Vol. 7, Issue 1, Part C (2025)

Urban hydroponics has emerged as a viable solution to address food insecurity, land scarcity, and climate-induced production shocks in modern cities. However, its productivity remains constrained by abiotic stresses such as salinity, drought-like osmotic fluctuations, oxidative imbalance, and nutrient deficiencies within closed-soilless systems. Biochemical innovations in genome editing, particularly CRISPR/Cas-derived tools, have enabled precise modification of stress-responsive pathways that confer greater resilience and metabolic efficiency in hydroponically cultivated plants. This article examines the evolution and functional mechanisms of genome-editing platforms that regulate transcription factors, antioxidant networks, Osmo protectants, root architecture dynamics, and ionic homeostasis to enhance plant stress tolerance under controlled environment agriculture. Advances in CRISPR-based base editing, prime editing, and programmable epigenome modulation are reviewed in relation to their role in upregulating genes associated with reactive oxygen species scavenging, proline biosynthesis, Na⁺/K⁺ transport, aquaporins, and nutrient assimilation efficiency. Special focus is given to biochemical innovations such as improved Cas variants, engineered guide RNA scaffolds, and targeted expression systems that increase editing accuracy in leafy vegetables, herbs, and high-value crops commonly used in urban hydroponics.
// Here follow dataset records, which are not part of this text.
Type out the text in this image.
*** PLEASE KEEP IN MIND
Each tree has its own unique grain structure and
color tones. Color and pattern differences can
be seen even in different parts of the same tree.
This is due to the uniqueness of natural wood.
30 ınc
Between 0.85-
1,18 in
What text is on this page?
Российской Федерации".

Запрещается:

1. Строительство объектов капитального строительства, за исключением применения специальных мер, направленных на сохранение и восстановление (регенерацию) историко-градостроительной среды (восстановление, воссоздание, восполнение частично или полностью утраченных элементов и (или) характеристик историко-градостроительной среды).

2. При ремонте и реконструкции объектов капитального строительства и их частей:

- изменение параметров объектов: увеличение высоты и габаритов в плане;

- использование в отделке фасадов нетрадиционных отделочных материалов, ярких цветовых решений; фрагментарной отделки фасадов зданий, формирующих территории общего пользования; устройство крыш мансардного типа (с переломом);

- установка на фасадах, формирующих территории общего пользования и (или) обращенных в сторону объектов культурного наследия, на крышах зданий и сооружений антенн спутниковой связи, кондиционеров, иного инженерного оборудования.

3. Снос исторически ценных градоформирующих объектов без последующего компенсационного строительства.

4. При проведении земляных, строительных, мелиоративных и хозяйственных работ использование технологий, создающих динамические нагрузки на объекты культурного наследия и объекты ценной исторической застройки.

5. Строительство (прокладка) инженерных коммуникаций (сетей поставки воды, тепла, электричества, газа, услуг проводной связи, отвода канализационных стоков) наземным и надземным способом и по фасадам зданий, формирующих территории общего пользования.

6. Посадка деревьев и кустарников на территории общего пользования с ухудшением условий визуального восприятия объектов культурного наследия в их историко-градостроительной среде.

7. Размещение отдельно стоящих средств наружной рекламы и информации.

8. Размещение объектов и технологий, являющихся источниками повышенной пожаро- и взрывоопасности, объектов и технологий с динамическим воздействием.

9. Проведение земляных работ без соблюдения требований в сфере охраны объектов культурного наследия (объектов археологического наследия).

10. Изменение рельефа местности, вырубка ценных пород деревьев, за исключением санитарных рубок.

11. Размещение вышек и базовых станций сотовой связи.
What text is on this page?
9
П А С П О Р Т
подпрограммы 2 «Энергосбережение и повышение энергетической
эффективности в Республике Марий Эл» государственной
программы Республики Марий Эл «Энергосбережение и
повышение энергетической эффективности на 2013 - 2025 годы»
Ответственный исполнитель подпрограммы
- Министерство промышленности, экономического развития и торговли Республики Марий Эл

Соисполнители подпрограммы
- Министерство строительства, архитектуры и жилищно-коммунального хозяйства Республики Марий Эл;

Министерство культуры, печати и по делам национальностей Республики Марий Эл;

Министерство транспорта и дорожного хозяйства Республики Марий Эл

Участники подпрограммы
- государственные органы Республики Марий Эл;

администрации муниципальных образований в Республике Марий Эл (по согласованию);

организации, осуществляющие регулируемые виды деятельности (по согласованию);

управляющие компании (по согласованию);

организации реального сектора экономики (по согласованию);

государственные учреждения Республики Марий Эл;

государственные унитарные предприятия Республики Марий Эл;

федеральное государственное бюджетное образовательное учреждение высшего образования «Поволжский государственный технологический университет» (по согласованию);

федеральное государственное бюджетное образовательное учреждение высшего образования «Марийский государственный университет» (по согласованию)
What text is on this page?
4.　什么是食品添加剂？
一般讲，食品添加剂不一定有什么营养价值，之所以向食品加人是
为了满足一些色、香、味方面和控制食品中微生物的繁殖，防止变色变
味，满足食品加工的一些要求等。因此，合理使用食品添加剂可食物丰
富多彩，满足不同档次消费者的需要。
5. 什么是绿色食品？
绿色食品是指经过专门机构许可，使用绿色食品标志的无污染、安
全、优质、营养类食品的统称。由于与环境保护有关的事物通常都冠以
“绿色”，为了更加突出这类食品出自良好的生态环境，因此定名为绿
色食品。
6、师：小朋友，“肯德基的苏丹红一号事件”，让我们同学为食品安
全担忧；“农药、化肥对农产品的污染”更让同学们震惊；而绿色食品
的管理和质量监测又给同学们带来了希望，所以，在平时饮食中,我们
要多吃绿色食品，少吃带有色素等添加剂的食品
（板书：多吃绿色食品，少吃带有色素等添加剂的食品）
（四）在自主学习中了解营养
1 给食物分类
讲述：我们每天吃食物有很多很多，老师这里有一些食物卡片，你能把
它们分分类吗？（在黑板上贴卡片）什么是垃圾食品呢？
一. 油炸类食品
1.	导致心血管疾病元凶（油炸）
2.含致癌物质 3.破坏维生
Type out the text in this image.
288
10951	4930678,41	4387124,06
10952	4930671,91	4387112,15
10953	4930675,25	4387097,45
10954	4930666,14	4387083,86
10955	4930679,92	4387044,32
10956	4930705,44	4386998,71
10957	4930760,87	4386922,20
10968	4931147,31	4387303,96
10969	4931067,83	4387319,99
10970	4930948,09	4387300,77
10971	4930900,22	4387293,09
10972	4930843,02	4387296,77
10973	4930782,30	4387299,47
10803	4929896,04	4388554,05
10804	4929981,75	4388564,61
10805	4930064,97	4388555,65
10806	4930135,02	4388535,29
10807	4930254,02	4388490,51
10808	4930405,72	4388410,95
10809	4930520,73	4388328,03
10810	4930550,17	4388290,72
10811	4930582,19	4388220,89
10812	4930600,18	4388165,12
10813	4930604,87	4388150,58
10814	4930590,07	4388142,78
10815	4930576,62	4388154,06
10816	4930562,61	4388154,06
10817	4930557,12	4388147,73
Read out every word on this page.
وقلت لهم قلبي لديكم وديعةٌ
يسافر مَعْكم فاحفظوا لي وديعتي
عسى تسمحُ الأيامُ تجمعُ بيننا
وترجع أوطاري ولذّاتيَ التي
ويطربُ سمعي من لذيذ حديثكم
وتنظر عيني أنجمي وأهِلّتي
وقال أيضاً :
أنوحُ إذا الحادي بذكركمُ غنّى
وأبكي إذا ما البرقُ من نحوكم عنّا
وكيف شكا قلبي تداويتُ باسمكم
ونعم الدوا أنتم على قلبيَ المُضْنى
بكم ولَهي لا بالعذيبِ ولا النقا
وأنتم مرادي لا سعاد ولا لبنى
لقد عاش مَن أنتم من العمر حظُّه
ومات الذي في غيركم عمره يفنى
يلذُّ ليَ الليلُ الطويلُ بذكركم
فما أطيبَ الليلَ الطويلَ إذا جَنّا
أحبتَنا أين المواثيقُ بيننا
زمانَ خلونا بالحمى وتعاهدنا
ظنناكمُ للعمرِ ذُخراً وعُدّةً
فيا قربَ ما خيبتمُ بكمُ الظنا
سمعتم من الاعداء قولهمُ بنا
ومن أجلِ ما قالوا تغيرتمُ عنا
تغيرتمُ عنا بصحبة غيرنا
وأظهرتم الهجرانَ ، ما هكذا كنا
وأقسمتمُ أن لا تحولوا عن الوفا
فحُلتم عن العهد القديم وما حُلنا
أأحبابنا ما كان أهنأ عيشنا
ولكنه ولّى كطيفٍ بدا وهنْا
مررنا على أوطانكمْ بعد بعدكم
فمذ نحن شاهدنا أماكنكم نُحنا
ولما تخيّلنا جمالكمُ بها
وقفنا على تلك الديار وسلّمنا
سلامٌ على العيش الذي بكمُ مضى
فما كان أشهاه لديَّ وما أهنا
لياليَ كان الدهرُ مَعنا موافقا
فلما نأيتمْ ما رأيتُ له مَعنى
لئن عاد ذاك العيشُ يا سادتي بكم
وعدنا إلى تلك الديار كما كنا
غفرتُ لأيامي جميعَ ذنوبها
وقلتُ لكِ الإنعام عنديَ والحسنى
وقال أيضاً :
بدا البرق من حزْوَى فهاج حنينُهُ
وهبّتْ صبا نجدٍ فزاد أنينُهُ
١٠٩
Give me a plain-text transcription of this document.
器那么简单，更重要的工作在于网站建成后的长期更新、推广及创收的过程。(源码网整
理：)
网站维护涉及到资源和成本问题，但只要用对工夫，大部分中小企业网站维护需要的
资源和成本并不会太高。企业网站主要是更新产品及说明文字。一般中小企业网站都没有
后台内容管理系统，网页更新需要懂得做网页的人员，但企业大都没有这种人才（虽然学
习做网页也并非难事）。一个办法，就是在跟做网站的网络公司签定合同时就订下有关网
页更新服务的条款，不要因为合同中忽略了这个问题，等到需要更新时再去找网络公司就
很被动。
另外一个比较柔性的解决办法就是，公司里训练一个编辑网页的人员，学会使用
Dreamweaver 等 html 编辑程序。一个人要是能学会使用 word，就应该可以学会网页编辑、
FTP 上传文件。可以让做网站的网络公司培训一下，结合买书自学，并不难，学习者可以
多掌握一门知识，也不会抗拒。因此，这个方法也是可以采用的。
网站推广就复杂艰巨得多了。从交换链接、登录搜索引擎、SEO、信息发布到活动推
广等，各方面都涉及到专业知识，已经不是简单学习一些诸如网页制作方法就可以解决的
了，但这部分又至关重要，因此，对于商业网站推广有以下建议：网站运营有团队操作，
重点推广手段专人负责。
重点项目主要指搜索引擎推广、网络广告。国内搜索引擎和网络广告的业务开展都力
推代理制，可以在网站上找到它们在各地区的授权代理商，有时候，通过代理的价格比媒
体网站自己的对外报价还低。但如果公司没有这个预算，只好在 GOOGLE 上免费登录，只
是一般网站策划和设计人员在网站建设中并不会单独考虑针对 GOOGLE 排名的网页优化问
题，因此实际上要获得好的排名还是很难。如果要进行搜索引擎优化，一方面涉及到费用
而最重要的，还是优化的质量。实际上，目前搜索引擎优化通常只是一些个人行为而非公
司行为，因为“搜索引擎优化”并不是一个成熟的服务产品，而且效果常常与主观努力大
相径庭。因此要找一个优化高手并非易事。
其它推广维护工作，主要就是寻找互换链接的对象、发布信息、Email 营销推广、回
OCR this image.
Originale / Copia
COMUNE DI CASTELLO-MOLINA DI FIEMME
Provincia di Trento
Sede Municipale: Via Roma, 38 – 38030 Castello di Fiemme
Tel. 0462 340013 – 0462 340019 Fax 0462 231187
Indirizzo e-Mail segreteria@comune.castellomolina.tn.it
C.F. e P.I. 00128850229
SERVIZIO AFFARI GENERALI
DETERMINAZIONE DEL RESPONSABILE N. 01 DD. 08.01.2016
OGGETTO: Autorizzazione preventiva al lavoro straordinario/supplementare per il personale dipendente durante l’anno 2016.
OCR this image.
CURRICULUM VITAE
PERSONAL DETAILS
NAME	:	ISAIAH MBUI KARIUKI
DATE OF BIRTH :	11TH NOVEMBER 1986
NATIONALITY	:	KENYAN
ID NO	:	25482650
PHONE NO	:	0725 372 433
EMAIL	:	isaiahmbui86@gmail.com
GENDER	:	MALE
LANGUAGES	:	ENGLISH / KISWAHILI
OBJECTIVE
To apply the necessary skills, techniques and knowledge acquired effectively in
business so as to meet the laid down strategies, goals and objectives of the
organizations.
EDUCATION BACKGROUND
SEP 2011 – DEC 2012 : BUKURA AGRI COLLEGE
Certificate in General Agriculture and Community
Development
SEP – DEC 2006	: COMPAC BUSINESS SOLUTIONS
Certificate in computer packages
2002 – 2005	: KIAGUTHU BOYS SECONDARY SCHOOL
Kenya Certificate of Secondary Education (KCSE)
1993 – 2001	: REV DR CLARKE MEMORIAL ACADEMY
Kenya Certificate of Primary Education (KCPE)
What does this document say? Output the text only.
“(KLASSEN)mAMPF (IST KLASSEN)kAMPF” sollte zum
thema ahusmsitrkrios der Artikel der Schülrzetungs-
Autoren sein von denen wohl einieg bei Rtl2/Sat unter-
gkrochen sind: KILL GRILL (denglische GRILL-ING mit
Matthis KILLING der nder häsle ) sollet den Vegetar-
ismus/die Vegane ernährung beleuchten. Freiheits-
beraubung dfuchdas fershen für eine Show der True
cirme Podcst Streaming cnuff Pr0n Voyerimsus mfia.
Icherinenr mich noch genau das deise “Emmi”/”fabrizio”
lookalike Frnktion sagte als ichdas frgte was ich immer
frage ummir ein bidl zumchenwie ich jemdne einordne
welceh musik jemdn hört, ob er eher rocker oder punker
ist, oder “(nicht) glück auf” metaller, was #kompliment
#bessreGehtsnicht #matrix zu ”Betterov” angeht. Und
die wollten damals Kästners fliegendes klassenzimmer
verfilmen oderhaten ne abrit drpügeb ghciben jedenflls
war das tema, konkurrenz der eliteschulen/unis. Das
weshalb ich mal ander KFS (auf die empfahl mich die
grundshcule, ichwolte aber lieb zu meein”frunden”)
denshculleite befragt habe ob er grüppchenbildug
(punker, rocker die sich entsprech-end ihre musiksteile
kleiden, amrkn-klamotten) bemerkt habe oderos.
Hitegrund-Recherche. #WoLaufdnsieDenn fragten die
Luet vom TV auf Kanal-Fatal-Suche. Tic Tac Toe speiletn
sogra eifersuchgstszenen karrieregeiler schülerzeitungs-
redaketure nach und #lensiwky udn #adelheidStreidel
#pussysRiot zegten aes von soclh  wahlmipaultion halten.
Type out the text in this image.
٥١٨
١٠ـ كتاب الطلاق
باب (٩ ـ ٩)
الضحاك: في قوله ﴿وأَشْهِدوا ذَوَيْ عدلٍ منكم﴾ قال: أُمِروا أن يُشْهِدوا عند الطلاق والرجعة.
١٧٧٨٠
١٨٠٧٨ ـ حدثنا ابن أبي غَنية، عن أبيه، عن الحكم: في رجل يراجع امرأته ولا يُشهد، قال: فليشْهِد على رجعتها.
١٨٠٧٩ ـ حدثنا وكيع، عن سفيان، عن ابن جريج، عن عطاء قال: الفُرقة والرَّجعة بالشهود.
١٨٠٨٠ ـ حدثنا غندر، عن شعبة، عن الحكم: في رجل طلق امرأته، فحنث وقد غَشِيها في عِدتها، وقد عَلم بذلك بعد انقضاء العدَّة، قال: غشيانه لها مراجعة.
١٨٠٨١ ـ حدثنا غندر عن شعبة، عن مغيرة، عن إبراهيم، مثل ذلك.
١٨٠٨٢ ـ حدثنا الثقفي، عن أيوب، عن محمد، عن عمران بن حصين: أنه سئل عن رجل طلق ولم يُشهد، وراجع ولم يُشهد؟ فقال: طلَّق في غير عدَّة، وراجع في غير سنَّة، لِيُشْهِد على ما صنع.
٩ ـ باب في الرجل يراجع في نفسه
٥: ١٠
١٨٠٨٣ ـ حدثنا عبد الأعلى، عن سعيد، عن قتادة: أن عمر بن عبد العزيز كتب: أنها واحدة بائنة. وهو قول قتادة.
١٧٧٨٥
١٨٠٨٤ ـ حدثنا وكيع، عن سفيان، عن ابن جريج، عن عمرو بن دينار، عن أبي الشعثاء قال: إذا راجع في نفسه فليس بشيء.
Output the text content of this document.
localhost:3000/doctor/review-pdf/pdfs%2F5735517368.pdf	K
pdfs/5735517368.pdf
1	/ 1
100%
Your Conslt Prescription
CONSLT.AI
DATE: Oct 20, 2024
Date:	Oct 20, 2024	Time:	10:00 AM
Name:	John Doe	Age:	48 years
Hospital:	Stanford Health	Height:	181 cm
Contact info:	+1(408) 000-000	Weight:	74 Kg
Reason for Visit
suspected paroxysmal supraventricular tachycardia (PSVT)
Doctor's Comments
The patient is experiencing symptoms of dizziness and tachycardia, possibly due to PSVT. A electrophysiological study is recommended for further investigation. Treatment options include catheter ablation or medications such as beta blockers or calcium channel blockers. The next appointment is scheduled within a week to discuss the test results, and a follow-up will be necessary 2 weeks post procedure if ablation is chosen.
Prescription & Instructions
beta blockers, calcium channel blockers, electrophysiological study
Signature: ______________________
The review further discusses integrative strategies combining genome editing with climate-smart hydroponic technologies, including vertical farming automation, LED spectral tuning, and nutrient-film technique optimization. Current challenges involving regulatory frameworks, off-target effects, metabolic trade-offs, and ethical considerations in urban food systems are evaluated. The research concludes that genome editing, when aligned with controlled environment agriculture, provides unprecedented opportunities to design stress-resilient plant varieties optimized for urban hydroponic environments. These innovations hold the potential to transform resource-efficient, climate-resilient, and high-nutrition production systems in rapidly urbanizing regions.